Wednesday, June 20, 2007

Hospitals and Doctors – Cash Relationships

In the book James Hawkins and I wrote for hospital CEOs, Sailing the Seven “C’s of Hospital Physician Relationships: Competence, Convenience, Clarity, Continuity, Competition, Control, Cash (Practice Support, Inc), Jim observed:

Cash, in many ways, is the measuring stick for the other six “Cs.” The key questions that often determine the quality of the hospital-physician relationship may be the following -"At the points of intersection between the hospital and the doctor, is the hospital putting money into or taking money out of the doctor’s pockets?” If the hospital is contributing to the doctor’s ability to make a living and be professionally and personally satisfied, then the hospital will have gone a long way towards establishing a positive relationship. The converse is equally true.

Let’s examine the converse. What kind of net in patient and outpatient revenues do physicians in various specialties generate for hospitals? Here are the numbers derived from a 2004 survey, Merritt, Hawkins, & Associates conducted with hospital chief financial officers nationwide.

•Orthopedic surgery, $ 3.0 million

•Cardiology, $2.6 million

•Cardiology (invasive), $2.5 million

•General surgery, $2/4 million

•Neurosurgery, $2.4 million

•Internal medicine, $2.1 million

•Family practice, $2.0 million

•OB/GYN, $1.8 million

•Hematology/Oncology, $1.8 million

•Pulmonology, $1.8 million

On average, physicians generate over $1.5 million a year in inpatient and outpatient revenue for affiliated hospitals. That’s one reason why the physician shortage concerns hospitals. Each month that a needed physician is not in place can cost a hospital $100, 000 or more. On the other side of the equation, each time a high tech specialist, such an orthopedic surgeon or cardiovascular specialist pulls out of the hospital to form or own his/her own facility can cost the hospital $2.5 to $3.0 million for each departing specialist.

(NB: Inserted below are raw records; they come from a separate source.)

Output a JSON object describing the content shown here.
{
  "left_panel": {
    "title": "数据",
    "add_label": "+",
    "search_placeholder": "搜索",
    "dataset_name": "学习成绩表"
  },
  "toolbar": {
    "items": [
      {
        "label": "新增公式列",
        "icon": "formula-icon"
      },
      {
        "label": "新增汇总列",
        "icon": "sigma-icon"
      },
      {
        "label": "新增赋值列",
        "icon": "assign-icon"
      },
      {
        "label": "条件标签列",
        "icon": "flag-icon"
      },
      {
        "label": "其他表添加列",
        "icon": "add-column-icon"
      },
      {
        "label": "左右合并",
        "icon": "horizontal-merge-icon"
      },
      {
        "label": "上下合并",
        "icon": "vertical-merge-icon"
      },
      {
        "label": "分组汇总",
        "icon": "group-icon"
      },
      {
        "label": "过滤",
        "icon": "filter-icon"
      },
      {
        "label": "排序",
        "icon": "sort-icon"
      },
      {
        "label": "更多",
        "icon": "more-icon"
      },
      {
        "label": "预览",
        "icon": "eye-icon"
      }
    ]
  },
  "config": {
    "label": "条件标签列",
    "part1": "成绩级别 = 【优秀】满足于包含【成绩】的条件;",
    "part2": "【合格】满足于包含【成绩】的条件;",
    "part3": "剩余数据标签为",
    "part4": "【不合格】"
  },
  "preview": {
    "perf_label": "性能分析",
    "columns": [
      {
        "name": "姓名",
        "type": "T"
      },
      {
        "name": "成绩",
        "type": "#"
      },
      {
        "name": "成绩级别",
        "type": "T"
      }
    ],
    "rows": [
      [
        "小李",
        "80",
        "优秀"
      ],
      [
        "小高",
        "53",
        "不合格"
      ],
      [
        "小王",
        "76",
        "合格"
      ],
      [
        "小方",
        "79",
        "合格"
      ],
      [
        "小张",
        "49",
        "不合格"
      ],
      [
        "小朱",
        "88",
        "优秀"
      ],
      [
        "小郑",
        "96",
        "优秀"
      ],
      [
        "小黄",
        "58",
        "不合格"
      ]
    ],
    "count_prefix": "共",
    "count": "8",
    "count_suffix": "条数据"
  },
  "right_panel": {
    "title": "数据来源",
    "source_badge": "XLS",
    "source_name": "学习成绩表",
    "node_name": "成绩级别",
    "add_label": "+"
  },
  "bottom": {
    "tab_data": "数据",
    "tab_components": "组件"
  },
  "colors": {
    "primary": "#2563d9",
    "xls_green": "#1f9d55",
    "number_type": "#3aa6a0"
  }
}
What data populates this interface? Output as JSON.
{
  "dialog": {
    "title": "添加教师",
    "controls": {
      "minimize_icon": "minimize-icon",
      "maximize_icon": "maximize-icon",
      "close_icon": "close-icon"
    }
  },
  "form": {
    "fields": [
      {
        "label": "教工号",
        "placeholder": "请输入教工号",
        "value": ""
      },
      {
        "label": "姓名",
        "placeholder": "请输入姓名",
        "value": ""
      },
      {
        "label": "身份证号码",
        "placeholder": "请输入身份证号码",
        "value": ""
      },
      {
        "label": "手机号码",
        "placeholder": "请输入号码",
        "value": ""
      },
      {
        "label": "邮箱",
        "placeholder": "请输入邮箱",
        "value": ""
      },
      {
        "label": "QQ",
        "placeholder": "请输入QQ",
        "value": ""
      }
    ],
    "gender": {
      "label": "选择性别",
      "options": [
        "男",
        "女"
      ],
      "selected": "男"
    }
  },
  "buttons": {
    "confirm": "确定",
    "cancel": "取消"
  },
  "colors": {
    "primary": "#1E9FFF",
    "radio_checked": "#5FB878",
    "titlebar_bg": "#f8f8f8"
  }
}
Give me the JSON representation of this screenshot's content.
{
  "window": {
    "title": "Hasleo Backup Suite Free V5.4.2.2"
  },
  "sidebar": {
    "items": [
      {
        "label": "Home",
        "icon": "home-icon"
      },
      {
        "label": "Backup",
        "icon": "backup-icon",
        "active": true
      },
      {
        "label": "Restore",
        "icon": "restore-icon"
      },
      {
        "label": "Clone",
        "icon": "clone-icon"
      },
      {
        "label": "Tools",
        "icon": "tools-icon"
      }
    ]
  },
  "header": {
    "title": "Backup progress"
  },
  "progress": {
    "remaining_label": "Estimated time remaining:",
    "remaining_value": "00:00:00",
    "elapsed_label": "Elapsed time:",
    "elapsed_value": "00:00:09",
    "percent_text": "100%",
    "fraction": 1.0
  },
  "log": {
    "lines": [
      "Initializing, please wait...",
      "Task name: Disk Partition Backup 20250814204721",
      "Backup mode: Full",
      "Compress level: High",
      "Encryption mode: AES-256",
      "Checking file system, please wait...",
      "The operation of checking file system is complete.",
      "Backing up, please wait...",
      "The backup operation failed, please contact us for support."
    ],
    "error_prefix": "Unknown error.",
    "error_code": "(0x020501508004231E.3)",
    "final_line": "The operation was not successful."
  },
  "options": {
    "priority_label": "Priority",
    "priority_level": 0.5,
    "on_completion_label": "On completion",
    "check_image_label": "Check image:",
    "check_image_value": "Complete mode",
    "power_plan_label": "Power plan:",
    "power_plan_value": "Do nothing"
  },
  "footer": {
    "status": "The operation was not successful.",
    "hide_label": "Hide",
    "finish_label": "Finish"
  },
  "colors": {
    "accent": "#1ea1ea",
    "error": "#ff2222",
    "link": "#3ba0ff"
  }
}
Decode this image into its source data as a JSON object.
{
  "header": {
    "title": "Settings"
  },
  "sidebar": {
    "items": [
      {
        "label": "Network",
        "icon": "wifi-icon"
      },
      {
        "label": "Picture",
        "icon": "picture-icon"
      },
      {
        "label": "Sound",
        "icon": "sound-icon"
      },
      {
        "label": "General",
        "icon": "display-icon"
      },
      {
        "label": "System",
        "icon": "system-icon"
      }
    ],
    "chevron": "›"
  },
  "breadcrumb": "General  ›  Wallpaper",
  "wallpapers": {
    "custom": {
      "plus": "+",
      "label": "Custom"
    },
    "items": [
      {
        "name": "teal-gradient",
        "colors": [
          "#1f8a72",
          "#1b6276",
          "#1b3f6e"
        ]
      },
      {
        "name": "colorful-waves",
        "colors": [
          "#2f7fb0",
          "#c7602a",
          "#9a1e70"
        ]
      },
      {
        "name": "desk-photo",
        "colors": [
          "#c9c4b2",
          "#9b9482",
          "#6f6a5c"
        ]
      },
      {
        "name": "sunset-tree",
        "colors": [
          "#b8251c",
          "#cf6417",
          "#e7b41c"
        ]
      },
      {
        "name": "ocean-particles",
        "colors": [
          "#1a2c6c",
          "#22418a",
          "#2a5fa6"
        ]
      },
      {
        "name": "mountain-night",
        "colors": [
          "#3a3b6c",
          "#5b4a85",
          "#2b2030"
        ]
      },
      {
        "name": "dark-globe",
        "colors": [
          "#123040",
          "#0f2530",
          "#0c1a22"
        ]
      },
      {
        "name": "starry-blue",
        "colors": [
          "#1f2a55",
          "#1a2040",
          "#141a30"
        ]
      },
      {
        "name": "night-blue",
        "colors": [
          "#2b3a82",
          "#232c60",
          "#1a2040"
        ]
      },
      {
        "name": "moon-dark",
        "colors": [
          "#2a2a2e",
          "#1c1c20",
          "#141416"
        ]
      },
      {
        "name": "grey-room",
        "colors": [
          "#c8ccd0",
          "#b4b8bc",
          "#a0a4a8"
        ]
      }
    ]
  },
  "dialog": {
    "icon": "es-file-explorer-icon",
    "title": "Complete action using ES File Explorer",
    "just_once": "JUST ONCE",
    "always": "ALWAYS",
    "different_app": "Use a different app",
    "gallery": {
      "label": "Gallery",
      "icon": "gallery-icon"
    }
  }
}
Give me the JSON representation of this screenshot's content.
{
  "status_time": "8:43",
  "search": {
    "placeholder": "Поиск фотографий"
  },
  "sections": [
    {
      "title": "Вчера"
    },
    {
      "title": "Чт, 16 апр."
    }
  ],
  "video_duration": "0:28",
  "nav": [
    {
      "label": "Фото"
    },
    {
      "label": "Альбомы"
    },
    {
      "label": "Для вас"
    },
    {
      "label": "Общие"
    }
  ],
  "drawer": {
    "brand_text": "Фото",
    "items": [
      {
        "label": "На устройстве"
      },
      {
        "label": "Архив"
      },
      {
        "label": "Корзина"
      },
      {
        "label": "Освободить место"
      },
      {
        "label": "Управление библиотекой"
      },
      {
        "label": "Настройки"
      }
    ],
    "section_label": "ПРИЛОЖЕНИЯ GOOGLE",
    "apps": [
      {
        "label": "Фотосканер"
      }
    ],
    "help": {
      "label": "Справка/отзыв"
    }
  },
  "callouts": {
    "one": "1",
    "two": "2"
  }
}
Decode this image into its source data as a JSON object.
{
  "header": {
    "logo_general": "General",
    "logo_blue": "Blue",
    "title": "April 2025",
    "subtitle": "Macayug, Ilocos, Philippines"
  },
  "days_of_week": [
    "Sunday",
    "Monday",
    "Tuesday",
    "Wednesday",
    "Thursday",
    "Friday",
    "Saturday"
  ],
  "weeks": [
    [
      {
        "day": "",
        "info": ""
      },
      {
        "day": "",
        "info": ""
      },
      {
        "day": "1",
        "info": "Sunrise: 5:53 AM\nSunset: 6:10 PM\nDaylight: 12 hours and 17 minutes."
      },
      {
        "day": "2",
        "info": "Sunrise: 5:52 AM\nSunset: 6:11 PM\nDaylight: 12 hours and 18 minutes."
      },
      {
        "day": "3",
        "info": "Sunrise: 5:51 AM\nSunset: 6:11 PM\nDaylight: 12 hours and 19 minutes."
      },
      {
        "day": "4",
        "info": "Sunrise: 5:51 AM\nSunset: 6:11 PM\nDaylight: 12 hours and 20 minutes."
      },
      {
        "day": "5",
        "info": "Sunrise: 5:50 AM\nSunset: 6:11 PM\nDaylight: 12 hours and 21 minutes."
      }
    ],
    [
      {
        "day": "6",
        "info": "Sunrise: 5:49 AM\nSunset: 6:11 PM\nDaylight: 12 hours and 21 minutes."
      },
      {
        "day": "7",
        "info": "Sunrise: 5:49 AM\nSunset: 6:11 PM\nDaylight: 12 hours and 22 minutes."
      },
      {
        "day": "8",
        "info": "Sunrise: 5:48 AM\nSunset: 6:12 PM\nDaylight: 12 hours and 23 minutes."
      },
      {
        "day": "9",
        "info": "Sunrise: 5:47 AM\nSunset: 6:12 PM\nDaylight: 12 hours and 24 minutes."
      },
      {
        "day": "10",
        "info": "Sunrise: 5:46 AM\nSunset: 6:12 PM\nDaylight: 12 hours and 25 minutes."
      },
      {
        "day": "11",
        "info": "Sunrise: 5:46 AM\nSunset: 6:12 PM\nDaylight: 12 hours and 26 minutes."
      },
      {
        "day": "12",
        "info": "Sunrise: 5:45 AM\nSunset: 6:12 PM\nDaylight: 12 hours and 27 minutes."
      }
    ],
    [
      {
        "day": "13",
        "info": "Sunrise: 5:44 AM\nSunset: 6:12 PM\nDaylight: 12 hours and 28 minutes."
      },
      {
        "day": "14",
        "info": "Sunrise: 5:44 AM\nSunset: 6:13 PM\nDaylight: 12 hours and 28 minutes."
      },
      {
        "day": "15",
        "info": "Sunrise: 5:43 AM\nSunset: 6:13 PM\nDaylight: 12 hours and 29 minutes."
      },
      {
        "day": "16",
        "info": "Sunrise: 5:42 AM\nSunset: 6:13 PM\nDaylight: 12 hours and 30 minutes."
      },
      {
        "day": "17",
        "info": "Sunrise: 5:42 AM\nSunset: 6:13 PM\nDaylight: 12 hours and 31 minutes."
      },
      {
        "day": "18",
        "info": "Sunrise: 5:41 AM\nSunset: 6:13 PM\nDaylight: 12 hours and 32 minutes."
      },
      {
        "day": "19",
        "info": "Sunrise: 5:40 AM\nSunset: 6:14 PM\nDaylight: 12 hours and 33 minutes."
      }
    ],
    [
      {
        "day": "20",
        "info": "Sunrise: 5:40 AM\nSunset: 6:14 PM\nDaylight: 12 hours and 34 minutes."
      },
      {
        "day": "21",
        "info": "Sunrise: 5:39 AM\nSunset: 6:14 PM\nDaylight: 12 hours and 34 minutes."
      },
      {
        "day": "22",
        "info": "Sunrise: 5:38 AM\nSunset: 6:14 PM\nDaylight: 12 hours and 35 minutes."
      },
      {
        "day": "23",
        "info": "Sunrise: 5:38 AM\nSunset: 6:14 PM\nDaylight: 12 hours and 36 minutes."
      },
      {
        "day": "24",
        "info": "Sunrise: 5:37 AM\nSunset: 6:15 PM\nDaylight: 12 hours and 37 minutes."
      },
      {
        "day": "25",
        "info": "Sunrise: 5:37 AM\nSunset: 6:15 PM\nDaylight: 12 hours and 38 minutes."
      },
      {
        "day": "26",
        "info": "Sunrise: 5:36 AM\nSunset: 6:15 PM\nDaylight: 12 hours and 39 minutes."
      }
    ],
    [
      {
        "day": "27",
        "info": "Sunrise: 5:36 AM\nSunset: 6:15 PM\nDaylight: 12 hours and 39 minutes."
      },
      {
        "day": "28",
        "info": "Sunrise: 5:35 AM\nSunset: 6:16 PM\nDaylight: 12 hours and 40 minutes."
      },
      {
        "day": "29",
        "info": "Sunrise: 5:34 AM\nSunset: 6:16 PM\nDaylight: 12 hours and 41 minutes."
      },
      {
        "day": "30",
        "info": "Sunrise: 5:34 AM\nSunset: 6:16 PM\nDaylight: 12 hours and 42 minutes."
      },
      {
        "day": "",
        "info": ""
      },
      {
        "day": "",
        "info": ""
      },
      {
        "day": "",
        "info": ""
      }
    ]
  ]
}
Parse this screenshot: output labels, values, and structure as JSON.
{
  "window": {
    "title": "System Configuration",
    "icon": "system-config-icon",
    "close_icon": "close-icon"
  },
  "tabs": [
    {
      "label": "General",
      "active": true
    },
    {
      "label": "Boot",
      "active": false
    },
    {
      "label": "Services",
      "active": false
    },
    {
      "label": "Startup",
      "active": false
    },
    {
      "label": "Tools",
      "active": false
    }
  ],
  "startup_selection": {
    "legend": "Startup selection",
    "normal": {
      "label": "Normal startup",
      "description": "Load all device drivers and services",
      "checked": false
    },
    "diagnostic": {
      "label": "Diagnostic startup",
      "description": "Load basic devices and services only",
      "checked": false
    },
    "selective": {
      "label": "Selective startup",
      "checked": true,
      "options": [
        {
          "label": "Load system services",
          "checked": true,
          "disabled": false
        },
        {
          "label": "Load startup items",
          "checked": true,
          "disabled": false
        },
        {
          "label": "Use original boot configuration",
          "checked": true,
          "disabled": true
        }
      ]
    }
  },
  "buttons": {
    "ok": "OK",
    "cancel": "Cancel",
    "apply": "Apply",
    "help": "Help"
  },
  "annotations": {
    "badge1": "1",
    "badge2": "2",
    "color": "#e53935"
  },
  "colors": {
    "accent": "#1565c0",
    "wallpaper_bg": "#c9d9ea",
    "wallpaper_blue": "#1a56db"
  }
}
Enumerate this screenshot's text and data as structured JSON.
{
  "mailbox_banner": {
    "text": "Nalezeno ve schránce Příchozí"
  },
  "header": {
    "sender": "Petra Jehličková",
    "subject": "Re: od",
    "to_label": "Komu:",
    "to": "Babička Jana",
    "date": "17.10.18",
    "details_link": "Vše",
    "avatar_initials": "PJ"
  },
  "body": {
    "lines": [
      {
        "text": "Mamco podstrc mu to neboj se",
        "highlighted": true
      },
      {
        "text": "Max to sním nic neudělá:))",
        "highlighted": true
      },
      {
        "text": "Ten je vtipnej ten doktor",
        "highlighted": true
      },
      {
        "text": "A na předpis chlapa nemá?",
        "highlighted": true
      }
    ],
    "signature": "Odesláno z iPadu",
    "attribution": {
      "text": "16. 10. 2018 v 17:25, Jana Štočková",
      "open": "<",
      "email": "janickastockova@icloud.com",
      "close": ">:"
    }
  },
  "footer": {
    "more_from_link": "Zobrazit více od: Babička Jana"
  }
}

The cash problem get more complicated when you consider more and more physicians are seeking hospital employment or asking to be paid for doing hospital duties. Physicians are asking of hospitals, “Show me the money!” and I will cover the emergency room, take care of your inpatients, spend time on administrative committees, act as head of a hospital department, permit you to cover my malpractice premiums, and even allow you to pay me a salary.

In “The ‘Hire’ Road: Physician Employment Makes a Comeback” (Healthleadersmedia.com News, January 3, 2005), hospital consultant Preston Gee says “Hospital employment is back on the strategy radar screen and spreading like wildfire throughout the industry. If your hospital is not already pursuing the model, or seriously considering it, you are likely an anomaly.”

Today, it is specialists and sub-specialists and hospitalists, who are hot when it comes to physician employment. For hospitals, salaried specialists fill a void – in-house patient coverage, ER coverage, and prestige in the community.

For the physician, other factors are at work – a predictable 40 hour week, which fits the life styles of young or burnt-out physicians, a refuge from the unceasing bureaucratic demands of running a practice and pressures to buy EMRs. Many doctors are saying, “To hell with it, I am going to work for the hospital,” and escape from soaring malpractice costs. For others, there is a genuine desire to collaborate rather then compete with the hospital.